Edwards' bill would keep the prohibition, but would make it easier to get around it. In consultation with industry, which argued hard against Davis' bill, she agreed to compromise language that included the "reasonable" standard.

"It allows for rules based on evidence and studies. It involves public hearings and comment and maintains the existing administrative rule-making process," she told the Senate committee Thursday. "It allows local control to address our local needs. All this bill does is give Utah options."

Division of Air Quality Director Bryce Bird said federal regulations are rarely based on modeling relevant to Utah's mountain valleys and winter weather.

"They don't always do things that benefit us or address our situation," he told the committee. "We know our pollution is different than what develops in other areas of the country."

Critics of the bill warned of unintended consequences and said Environmental Protection Agency rules are plenty tough. But clean-air activist Alicia Connell argued Utah's prohibition on tougher rules has kept the state from requiring waste incinerators to install continuous dioxin monitors.

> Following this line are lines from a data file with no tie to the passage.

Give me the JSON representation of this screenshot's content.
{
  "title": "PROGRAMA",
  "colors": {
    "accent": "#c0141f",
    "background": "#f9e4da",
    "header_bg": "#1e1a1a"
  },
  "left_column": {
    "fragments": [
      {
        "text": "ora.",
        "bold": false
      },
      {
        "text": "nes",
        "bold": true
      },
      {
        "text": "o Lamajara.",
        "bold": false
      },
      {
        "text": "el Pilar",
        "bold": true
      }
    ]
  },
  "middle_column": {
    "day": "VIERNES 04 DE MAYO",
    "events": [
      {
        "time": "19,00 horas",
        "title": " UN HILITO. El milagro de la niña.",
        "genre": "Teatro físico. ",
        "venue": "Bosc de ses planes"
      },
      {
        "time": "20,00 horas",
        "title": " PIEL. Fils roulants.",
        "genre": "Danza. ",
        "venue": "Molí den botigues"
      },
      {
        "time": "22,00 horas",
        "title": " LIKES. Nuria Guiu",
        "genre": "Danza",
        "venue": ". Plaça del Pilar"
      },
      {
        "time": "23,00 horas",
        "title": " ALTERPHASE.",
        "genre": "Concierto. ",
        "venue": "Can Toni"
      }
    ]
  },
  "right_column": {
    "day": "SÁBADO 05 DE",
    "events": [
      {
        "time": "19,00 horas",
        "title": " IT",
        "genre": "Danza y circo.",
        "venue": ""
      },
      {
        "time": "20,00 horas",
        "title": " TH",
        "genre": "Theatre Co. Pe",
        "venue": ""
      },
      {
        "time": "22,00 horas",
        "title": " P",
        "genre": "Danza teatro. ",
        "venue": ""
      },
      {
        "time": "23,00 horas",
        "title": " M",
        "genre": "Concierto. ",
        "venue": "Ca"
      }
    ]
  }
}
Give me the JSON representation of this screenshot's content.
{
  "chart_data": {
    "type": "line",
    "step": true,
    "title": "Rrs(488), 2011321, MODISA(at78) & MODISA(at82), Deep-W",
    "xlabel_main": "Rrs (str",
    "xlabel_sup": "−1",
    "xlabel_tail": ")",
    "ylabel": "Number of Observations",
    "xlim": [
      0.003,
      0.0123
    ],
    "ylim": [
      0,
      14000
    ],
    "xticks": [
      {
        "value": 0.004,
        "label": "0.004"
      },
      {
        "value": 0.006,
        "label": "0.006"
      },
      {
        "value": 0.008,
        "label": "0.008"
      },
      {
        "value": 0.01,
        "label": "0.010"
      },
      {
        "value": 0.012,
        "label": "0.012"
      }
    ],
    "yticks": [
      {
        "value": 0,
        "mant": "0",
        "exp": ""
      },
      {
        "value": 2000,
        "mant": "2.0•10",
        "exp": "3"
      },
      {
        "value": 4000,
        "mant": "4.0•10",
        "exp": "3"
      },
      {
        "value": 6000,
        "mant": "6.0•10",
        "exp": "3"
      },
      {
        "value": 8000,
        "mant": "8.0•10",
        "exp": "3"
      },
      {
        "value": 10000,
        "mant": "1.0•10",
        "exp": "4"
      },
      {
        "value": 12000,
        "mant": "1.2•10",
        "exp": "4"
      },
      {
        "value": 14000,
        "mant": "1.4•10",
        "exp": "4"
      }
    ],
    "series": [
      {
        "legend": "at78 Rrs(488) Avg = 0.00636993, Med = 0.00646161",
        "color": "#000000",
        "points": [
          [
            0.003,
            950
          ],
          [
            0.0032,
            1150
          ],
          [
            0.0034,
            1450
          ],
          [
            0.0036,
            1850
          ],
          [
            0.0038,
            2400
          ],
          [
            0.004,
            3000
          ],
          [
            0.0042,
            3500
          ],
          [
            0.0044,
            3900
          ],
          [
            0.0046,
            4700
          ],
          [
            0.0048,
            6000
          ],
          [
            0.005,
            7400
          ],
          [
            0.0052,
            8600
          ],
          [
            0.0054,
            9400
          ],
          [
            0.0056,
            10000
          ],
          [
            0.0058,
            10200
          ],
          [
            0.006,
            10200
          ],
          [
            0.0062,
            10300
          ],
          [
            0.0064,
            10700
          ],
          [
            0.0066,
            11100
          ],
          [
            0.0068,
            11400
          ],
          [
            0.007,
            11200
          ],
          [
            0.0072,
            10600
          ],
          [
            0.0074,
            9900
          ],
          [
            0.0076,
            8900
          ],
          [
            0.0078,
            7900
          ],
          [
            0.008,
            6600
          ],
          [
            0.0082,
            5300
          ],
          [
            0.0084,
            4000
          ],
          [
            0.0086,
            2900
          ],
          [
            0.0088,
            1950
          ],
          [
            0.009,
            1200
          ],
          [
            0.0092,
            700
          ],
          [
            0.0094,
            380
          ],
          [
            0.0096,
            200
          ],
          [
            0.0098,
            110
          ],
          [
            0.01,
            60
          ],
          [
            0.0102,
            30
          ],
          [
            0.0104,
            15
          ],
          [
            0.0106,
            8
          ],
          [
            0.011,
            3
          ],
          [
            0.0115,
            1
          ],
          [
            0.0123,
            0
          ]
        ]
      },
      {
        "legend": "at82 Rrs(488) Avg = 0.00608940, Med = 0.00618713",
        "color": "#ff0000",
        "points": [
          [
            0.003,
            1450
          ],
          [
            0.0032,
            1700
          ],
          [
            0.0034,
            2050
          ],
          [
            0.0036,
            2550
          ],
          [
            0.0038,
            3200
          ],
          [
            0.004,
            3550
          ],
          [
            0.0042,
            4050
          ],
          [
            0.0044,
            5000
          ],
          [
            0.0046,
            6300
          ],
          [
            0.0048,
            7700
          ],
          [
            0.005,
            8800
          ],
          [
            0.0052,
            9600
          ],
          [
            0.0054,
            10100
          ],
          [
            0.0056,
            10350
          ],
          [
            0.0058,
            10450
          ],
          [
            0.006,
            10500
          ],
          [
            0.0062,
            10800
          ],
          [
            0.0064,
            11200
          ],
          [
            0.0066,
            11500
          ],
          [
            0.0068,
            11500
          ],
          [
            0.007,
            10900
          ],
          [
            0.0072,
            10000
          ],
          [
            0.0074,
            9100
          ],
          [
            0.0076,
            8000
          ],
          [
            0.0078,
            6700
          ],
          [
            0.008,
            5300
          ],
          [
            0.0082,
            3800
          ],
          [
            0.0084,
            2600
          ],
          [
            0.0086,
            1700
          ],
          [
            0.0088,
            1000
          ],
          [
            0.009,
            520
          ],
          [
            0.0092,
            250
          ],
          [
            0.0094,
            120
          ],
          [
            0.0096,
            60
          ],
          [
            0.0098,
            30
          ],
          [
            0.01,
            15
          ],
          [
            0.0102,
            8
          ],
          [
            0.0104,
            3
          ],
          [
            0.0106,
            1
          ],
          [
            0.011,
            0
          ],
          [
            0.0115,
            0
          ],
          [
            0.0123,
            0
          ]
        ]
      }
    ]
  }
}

Critics on both sides of the issue voiced heartburn over the word "reasonable," a term open to interpretation but common in many areas of the law. Oil refineries and other industrial polluters, which have more representation on the Air Quality Board than the public, define "reasonable" narrowly and may reject measures that cut into profits, activists said.

"Moms have a God-given obligation to advocate for their children," said Ingrid Griffee, of Utah Moms for Clean Air. "There is nothing wrong with seeking profit; it's just that we are not going to see eye-to-eye on what's reasonable."